Benjamin Waller was descended from a Virginia family established in the state since the 17th century. He was born in King William County, Virginia, the son of Col. John and Dorothy (King) Waller, and was trained as a lawyer utilizing the legal library of Sir John Randolph. Benjamin Waller was a clerk of the general court for a number of years and, in 1777, he was named presiding judge of the court of admiralty in Williamsburg, Virginia. Subsequently he served as a judge on the first Court of Appeals where he remained until 1785 when the court moved to Richmond, Virginia.

Augustine Washington Sr. was the father of the first U.S. President, George Washington. He belonged to the Colony of Virginia's landed gentry and was a planter and slaveholder.

Bushrod Washington was an attorney and politician who served as Associate Justice of the Supreme Court of the United States from 1798 to 1829. On the Supreme Court, he was a staunch ally of Chief Justice John Marshall.
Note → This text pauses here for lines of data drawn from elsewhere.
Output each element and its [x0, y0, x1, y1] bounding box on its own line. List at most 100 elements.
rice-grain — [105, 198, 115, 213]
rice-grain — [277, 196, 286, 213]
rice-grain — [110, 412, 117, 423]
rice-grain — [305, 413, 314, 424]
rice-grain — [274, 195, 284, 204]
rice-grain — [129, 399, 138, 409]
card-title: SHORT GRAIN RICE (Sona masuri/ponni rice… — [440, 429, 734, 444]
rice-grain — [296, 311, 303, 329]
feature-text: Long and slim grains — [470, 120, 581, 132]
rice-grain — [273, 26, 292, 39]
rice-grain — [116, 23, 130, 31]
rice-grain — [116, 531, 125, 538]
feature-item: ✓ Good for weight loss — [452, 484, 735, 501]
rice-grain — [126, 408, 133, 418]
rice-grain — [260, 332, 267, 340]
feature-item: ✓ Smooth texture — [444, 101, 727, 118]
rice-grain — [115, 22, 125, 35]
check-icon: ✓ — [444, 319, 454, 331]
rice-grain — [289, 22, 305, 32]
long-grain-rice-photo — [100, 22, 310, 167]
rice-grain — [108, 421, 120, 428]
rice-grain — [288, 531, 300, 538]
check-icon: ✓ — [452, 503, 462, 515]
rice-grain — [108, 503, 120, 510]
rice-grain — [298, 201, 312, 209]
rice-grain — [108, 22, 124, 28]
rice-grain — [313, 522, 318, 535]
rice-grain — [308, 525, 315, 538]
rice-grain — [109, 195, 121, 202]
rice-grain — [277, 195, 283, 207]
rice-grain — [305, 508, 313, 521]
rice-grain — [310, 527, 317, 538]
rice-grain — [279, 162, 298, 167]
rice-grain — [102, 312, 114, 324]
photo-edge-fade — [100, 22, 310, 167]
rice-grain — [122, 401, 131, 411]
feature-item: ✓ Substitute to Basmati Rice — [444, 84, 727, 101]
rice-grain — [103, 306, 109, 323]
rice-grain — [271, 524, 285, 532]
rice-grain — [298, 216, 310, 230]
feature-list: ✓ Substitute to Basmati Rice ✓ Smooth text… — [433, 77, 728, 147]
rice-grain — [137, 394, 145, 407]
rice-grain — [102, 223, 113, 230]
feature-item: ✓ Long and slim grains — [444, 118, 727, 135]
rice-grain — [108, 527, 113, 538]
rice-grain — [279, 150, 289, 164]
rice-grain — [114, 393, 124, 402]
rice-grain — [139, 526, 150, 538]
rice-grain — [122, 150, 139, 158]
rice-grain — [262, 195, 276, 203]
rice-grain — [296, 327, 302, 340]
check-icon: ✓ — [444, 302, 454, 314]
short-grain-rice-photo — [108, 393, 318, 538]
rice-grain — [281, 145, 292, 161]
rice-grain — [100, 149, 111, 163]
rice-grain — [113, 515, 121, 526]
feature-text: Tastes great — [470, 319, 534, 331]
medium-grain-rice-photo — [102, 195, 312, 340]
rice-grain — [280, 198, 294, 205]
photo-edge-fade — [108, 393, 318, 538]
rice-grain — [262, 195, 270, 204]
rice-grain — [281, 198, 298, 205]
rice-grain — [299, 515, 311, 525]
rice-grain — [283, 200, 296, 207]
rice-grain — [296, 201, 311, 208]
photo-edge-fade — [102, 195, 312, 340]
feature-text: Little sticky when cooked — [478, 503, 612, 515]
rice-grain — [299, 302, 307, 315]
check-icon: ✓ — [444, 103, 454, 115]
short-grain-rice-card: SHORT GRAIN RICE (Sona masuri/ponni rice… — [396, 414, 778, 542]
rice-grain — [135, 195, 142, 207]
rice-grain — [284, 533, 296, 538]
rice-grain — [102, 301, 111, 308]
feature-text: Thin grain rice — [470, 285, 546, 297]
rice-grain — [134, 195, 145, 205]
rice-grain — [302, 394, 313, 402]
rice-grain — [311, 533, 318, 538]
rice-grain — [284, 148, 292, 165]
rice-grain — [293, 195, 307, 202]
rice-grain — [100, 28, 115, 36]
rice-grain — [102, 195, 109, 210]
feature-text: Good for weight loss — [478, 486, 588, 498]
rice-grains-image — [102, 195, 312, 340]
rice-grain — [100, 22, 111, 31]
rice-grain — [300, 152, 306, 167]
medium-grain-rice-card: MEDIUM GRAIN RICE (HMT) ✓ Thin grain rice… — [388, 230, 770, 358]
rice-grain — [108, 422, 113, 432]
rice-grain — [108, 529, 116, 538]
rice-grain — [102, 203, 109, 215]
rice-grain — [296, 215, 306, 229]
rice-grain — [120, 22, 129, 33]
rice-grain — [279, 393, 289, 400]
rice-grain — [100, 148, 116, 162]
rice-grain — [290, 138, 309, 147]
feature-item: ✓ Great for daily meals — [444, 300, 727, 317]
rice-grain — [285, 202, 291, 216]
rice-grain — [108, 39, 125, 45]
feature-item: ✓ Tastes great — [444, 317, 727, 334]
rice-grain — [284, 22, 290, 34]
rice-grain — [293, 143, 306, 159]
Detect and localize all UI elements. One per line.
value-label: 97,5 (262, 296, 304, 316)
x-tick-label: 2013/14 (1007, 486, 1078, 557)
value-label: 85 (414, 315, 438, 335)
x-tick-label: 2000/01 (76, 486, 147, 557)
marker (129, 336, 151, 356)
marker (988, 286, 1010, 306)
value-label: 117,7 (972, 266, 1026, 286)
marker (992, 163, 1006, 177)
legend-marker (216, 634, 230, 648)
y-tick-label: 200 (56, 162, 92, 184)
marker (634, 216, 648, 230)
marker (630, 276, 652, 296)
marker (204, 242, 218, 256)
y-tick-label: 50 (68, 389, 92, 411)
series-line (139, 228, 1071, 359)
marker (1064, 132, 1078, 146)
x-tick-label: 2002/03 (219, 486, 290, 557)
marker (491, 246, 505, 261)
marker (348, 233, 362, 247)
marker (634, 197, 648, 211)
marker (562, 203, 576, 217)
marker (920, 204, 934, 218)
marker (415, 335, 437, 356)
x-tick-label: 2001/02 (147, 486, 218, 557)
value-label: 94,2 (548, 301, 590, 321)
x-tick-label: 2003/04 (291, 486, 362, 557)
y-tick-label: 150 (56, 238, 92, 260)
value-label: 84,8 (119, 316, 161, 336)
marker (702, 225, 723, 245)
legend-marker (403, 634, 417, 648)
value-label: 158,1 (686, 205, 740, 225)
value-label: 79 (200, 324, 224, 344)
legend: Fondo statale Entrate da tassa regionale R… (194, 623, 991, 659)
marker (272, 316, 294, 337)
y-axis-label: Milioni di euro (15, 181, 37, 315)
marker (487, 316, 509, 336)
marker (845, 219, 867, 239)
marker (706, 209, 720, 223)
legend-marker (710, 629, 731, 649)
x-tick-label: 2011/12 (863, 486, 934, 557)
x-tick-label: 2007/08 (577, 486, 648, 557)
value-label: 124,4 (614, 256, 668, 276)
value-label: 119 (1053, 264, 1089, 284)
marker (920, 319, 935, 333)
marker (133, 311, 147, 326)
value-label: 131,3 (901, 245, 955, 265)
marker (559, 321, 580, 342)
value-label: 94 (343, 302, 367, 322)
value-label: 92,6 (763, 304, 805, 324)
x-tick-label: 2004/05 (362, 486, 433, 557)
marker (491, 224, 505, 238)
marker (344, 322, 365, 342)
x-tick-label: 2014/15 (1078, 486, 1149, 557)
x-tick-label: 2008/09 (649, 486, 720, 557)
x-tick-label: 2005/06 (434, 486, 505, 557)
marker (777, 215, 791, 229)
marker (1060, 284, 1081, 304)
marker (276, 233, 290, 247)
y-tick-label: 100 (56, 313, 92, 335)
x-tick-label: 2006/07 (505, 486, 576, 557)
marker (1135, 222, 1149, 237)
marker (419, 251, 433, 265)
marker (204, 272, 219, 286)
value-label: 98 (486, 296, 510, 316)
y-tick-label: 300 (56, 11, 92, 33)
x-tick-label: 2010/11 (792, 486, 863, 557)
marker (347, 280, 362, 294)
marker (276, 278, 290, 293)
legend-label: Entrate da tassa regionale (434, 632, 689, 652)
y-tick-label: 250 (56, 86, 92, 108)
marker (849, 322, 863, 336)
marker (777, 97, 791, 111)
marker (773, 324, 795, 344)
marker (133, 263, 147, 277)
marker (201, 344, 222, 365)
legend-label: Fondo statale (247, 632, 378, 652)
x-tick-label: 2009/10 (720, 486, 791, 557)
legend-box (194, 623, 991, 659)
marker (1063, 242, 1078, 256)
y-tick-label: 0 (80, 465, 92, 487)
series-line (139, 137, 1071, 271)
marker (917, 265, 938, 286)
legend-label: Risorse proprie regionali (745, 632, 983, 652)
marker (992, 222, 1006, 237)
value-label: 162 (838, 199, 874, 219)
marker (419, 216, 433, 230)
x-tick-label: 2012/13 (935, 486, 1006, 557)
John Washington (1631–1677) was an English planter, soldier, and politician in colonial Virginia in North America. He was a lieutenant colonel in the local militia. Born in Hertfordshire, England, he settled in Westmoreland County, Virginia. He is the patriarch of the Washington family, being the colonist paternal English ancestor and great-grandfather of George Washington, general of the Continental Army and first president of the United States of America.

John Augustine Washington (1736–1787) was a member of the fifth Virginia Convention and a founding member of the Mississippi Land Company. During the American Revolution he was a member of Westmoreland County's Committee of Safety and the Chairman of the County Committee for Relief of Boston.

Lawrence Washington (1718–1752) was an American soldier, planter, politician, and prominent landowner in colonial Virginia. As a founding member of the Ohio Company of Virginia, and a member of the colonial legislature representing Fairfax County, he also founded the town of Alexandria, Virginia on the banks of the Potomac River in 1749.

Martha Washington was the wife of George Washington, the first President of the United States. Although the title was not coined until after her death, Martha Washington served as the inaugural First Lady of the United States. During her lifetime, she was often referred to as "Lady Washington".

Mary Washington, was the second wife of Augustine Washington, a planter in Virginia, and the mother of George Washington, the first President of the United States, and five other children. Washington lived a large part of her life in Fredericksburg, Virginia, where many monuments were erected in her honor and a university plus other public buildings bear her name.

Samuel Washington was a colonial American officer and politician who was the brother of United States President George Washington.

William White was the first and fourth Presiding Bishop of the Episcopal Church of the United States, the first bishop of the Diocese of Pennsylvania (1787–1836), and the second United States Senate Chaplain. He also served as the first and fourth President of the House of Deputies for the General Convention of the Episcopal Church.